A comedian who had been around for 20 years might stay relevant for another 20.
This became known as the Lindy Effect.
In other words, if it’s new, it’s probably fragile; if it’s old it’s durable.
This goes against the modern wisdom.
We’ve been trained to worship the “next.” The pitch deck with the unproven model, the founder promising to reinvent the wheel, the software that hasn’t seen a recession. We call it innovation. Often, it’s just a gamble with a high burn rate.
But the graveyard is full of “disruptors” that didn’t survive their first winter.
On the other end is the Lindy Effect.
It’s a simple principle for things that don’t age physically — ideas, books, business models — the longer they’ve lasted, the longer they will last.
A book that’s been in print for fifty years is proven. It has appealed to many individuals over time and so the odds say it will be here in another fifty. The bestseller from last week? Well … we’ll see in 2 weeks.
Take IBM.
For forty years, experts have been writing the mainframe’s obituary. They said the PC would kill it. Then the internet. Then the cloud. Yet, in 2026, the global financial system still runs on IBM Z.
It’s not because IBM is “cool.” It’s because when the cost of being wrong is catastrophic, “new” is a bug, not a feature. The mainframe earned its seat by refusing to die. It became the plumbing. And you don’t swap out the plumbing just because a shinier pipe hit the market.
In short, survival is the signal.
A business that has endured economic cycles, regulatory shifts, and technological pivots has something a startup cannot buy: resilience. It has solved a permanent human problem in a way that gets harder to replace every year it remains standing.
So what does this mean for us?
Depends on the lens I suppose.
I personally use Lindy effect in two ways.
One to decide which books to read. I don’t read anything that has not been around for at least 20 years (except Nassim Taleb).

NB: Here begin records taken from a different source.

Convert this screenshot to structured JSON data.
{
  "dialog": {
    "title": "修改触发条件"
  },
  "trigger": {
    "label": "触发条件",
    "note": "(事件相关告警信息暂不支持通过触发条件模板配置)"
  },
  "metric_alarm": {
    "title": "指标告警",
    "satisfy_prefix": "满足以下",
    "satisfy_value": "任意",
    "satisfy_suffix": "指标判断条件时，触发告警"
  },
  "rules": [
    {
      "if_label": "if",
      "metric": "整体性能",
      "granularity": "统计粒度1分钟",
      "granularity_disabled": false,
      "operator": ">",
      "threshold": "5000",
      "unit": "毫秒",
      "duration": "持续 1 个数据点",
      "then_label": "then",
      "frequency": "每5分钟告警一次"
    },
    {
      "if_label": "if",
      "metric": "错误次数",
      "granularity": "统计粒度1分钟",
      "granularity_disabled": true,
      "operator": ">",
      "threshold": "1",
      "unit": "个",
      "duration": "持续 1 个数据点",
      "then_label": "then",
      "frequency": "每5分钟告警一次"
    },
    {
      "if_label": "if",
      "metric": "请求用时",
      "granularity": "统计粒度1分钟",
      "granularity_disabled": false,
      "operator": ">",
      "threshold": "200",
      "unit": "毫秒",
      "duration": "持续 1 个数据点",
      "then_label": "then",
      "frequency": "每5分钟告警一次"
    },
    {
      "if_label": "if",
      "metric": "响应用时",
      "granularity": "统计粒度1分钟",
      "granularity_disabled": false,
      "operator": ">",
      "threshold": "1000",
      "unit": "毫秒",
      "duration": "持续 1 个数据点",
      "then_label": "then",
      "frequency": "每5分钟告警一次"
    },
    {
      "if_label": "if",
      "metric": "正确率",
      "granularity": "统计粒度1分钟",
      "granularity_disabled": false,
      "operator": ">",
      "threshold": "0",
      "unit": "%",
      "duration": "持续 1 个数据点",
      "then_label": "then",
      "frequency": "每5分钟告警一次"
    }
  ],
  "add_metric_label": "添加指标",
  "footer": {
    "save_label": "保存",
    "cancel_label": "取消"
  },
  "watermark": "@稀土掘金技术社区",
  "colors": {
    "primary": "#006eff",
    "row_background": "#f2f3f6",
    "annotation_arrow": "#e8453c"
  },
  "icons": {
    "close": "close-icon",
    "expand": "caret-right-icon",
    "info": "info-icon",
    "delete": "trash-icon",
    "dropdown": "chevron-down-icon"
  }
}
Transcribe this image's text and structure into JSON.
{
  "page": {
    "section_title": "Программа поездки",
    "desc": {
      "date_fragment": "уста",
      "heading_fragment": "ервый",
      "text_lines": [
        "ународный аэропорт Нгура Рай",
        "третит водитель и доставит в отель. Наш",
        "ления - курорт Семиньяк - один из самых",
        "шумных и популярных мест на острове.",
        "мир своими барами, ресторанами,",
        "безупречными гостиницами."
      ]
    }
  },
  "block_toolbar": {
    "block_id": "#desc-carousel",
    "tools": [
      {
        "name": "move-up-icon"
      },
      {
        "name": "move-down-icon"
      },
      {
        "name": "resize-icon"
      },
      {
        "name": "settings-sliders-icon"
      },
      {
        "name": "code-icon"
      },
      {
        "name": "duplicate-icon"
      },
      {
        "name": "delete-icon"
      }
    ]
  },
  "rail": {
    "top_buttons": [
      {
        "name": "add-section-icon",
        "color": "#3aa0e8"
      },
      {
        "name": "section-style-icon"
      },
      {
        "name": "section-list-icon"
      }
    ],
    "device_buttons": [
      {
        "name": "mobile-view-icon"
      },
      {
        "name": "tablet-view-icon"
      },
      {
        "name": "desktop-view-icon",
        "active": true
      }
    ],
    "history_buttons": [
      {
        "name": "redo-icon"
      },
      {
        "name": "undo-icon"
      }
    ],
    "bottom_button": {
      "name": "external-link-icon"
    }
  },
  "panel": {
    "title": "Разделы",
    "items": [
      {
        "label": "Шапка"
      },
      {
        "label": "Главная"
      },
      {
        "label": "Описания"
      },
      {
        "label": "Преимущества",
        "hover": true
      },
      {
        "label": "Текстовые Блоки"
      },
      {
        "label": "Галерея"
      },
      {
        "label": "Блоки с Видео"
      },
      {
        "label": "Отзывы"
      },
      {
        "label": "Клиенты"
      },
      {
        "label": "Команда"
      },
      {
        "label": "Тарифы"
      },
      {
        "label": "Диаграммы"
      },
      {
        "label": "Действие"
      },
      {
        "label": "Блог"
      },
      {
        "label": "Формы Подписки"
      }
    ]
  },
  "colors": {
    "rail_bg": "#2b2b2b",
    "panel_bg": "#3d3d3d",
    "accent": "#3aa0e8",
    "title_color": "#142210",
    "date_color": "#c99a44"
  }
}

The other is to decide what businesses I invest in. I am cautious about investing in anything that was not around before 2005. Reason being it tells me something about how the business might respond in the next crisis.
On both these fronts, especially in investing, Lindy has saved me enormous time, money and anxiety (NFTs anyone!?)
So the lesson of Lindy is simple.
Stop chasing the new and start understanding the durable.
By leaning into things that have already proven their resilience, you lower your risk and increase your odds of long-term success.